San Diego-based Sempra Energy held debt-equity initial public offerings (IPO) in Mexico during the first quarter, raising nearly $1 billion for its expanding operations south of the border, and in the process creating what CEO Debra Reed said is Mexico’s second largest energy company, IEnova.

During an earnings conference call last Thursday, however, Reed reported that earnings fell below expectations in 1Q2013, mainly due to a series of one-time charges and a continuing delay in a rate case decision in California for Sempra’s two major utilities, San Diego Gas and Electric Co. and Southern California Gas Co. Sempra reported 1Q2013 earnings of $178 million (72 cents/share) compared with $236 million (97 cents) for the same period last year, driven by one-time charges and utility profits that were off year/year by $34 million.

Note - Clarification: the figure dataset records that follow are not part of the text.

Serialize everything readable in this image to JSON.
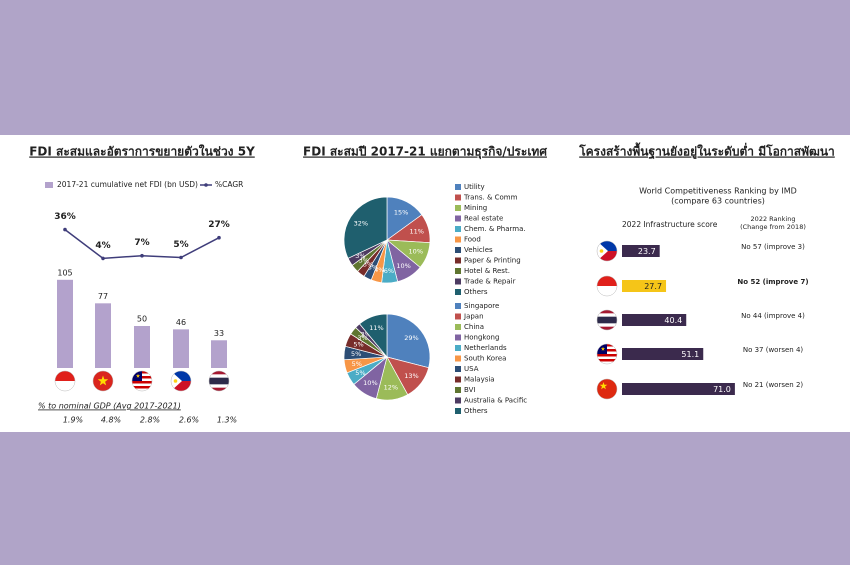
{
  "chart_data": [
    {
      "type": "bar_line",
      "title": "FDI สะสมและอัตราการขยายตัวในช่วง 5Y",
      "categories": [
        null,
        null,
        null,
        null,
        null
      ],
      "series": [
        {
          "name": "2017-21 cumulative net FDI (bn USD)",
          "type": "bar",
          "color": "#b3a2cc",
          "values": [
            105,
            77,
            50,
            46,
            33
          ]
        },
        {
          "name": "%CAGR",
          "type": "line",
          "color": "#3f3d7a",
          "values": [
            36,
            4,
            7,
            5,
            27
          ],
          "value_labels": [
            "36%",
            "4%",
            "7%",
            "5%",
            "27%"
          ]
        }
      ],
      "footnote": {
        "text": "% to nominal GDP (Avg 2017-2021)",
        "values": [
          1.9,
          4.8,
          2.8,
          2.6,
          1.3
        ],
        "value_labels": [
          "1.9%",
          "4.8%",
          "2.8%",
          "2.6%",
          "1.3%"
        ]
      }
    },
    {
      "type": "pie",
      "title": "FDI สะสมปี 2017-21 แยกตามธุรกิจ/ประเทศ",
      "categories": [
        "Utility",
        "Trans. & Comm",
        "Mining",
        "Real estate",
        "Chem. & Pharma.",
        "Food",
        "Vehicles",
        "Paper & Printing",
        "Hotel & Rest.",
        "Trade & Repair",
        "Others"
      ],
      "values": [
        15,
        11,
        10,
        10,
        6,
        4,
        3,
        3,
        3,
        3,
        32
      ],
      "value_labels": [
        "15%",
        "11%",
        "10%",
        "10%",
        "6%",
        "4%",
        "3%",
        "3%",
        "3%",
        "3%",
        "32%"
      ],
      "colors": [
        "#4f81bd",
        "#c0504d",
        "#9bbb59",
        "#8064a2",
        "#4bacc6",
        "#f79646",
        "#2c4d75",
        "#772c2a",
        "#5f7530",
        "#4d3b62",
        "#1f5f6e"
      ]
    },
    {
      "type": "pie",
      "categories": [
        "Singapore",
        "Japan",
        "China",
        "Hongkong",
        "Netherlands",
        "South Korea",
        "USA",
        "Malaysia",
        "BVI",
        "Australia & Pacific",
        "Others"
      ],
      "values": [
        29,
        13,
        12,
        10,
        5,
        5,
        5,
        5,
        3,
        2,
        11
      ],
      "value_labels": [
        "29%",
        "13%",
        "12%",
        "10%",
        "5%",
        "5%",
        "5%",
        "5%",
        "3%",
        "2%",
        "11%"
      ],
      "colors": [
        "#4f81bd",
        "#c0504d",
        "#9bbb59",
        "#8064a2",
        "#4bacc6",
        "#f79646",
        "#2c4d75",
        "#772c2a",
        "#5f7530",
        "#4d3b62",
        "#1f5f6e"
      ]
    },
    {
      "type": "barh",
      "title": "โครงสร้างพื้นฐานยังอยู่ในระดับต่ำ มีโอกาสพัฒนา",
      "subtitle": [
        "World Competitiveness Ranking by IMD",
        "(compare 63 countries)"
      ],
      "value_axis_label": "2022 Infrastructure score",
      "rank_header": [
        "2022 Ranking",
        "(Change from 2018)"
      ],
      "categories": [
        null,
        null,
        null,
        null,
        null
      ],
      "values": [
        23.7,
        27.7,
        40.4,
        51.1,
        71.0
      ],
      "value_labels": [
        "23.7",
        "27.7",
        "40.4",
        "51.1",
        "71.0"
      ],
      "colors": [
        "#3b2a4d",
        "#f5c518",
        "#3b2a4d",
        "#3b2a4d",
        "#3b2a4d"
      ],
      "rankings": [
        "No 57 (improve 3)",
        "No 52 (improve 7)",
        "No 44 (improve 4)",
        "No 37 (worsen 4)",
        "No 21 (worsen 2)"
      ],
      "highlight": 1
    }
  ]
}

Reed was bullish about the Mexican developments, and noted that since the IPO launch IEnova share’s have increased in value by 22% as the first energy company on Mexico’s stock exchange. The March stock IPO, in which Sempra sold 19% of its interest, was preceded by two debt sales in February that garnered $400 million.

“This is consistent with our strategy to create capital structures in our international businesses that allow them to grow with local debt and equity,” said Reed. The project in Mexico is similar to one Sempra did earlier in Peru.

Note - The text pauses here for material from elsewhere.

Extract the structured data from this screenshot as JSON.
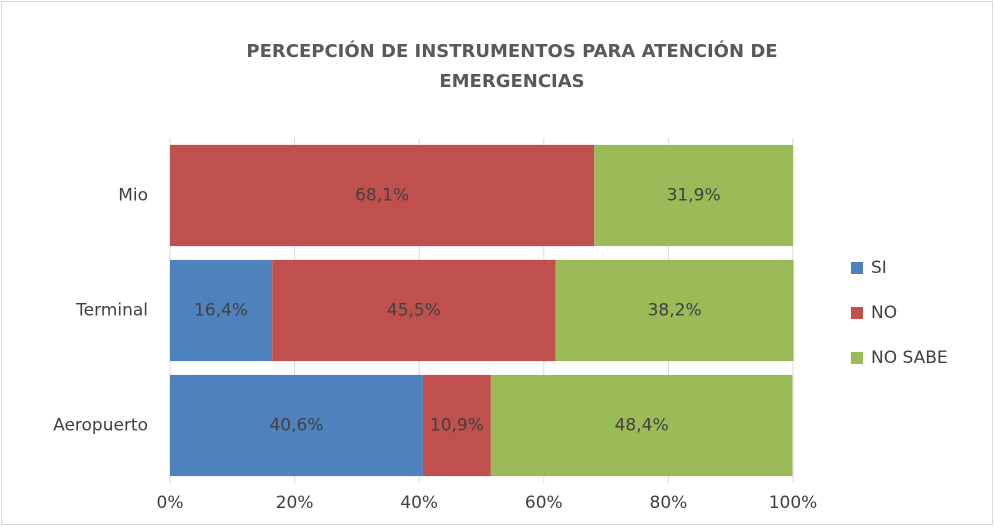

IEnova attracted a broad group of international investors, with the majority of the investment coming from Mexico. And, it has prospered. “Our 81% holding in IEnova is worth nearly double today what our book value in those assets was at the end of 2012,” Reed said.

Last October, Mexican state-owned electric utility Comision Federal de Electricidad chose a unit of Sempra International to construct, own and operate a 500-mile, $1 billion pipeline network to deliver gas to power plants in the northwestern Mexico states of Sonora and Sinaloa (see Daily GPI, Oct. 24, 2012). Sempra also has a major wind project and other upcoming gas infrastructure projects south of the border. Growth in Mexico will be through gas infrastructure extensions to supply a growing switch from oil to more gas-fired electric generation and expected new chemical plants. There also will be an uptick in renewable development.

In the United States, Sempra officials pointed to increased value for the company’s natural gas storage infrastructure in the Gulf of Mexico (GOM) when the liquefied natural gas (LNG) export facilities start operating. Sempra’s U.S. Gas & Power unit has 30.5 Bcf of gas storage working capacity in two facilities in Mississippi and Alabama, and it is developing 24 Bcf in Louisiana near its Cameron LNG terminal, for which it is seeking federal approvals to build a multi-billion-dollar joint venture liquefaction facility for exporting LNG supplies starting in 2017.

“We have done our engineering on turning the flow around at Cameron [the existing LNG import facility]; we are looking at other pipeline developments in the region to allow us to more easily move gas around; and our [developing] Louisiana storage is the closest developable storage to our facility and the [proposed] Cheniere and Freeport export facilities,” said Sempra President Mark Snell. “That storage will become increasingly more important as these plants start operating.

In terms of Sempra’s applications with the Federal Energy Regulatory Commission to build an export facility and with the Department of Energy (DOE) for approval to export to countries that are not parties to free trade agreements with the United States, Reed and Snell are optimistic that they will have one of the approved projects.

“All of the feedback we’re getting out of Washington makes us believe that our project and the other brownfield ones are likely to be approved,” Snell said. “There is nothing on the record at DOE that indicates they shouldn’t approve these projects, and I think that is an important point to remember. I would suspect they are going to get approved.”